PETER HOTEZ: Yeah, a couple of things. So, you know, I'm getting and my science co-partner, Dr. Bottazzi, she's getting as well, about a dozen emails every day, saying, hey, doc, I'm not going to take that mRNA vaccine, but I'll take your vaccine. Well, it's-- I mean, I think I know what they mean, our recombinant protein vaccine. And, you know, unfortunately, we do not have a path in the US.

We don't have an interested industry partner. We don't have any of the Operation Warp Speed or US government support to make that happen. So I just have to explain to them why you still need to go ahead and get your mRNA vaccine. Maybe that'll change in time. But I do think it could help a lot closing the vaccine hesitancy gap in the United States if we could have it made available.

In terms of Africa, we've also now licensed it to Immunity Bio, headed by Patrick Soon-Shion, who is based in Los Angeles, but has a commitment to do something for the African continent. And he's now building infrastructure in South Africa, as well as in Botswana. So we've licensed our vaccine to him so he can make it as well. So in time, I'd like to see a kind of a rich ecosystem built in Africa for producing vaccines of multiple different technologies like mRNA, recombinant proteins like ours.

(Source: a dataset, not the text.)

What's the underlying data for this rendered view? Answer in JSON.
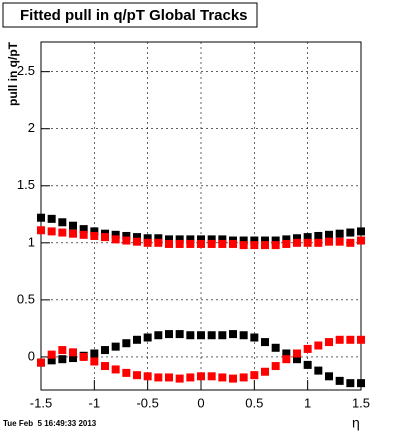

And we have to do that because you never know which technology is going to work or not work for a given pathogen. I mean, the VSV technology was a spectacular success for Ebola. It did not hold up so far as we know with COVID-19. mRNA may be the inverse. Even though it's working this time for COVID-19, there's no guarantee it's going to be a good vaccine for the next pathogen to come around. So, again, each vaccine has strengths and weaknesses.

EMILY MCCORMICK: Dr. Peter Hotez is co-director of the Center for Vaccine Development at Texas Children's Hospital and Dean of the National School of Tropical Medicine at Baylor College of Medicine. Thank you so much again for your time. And thank you as well to our own Yahoo Finance's Anjalee Khemlani.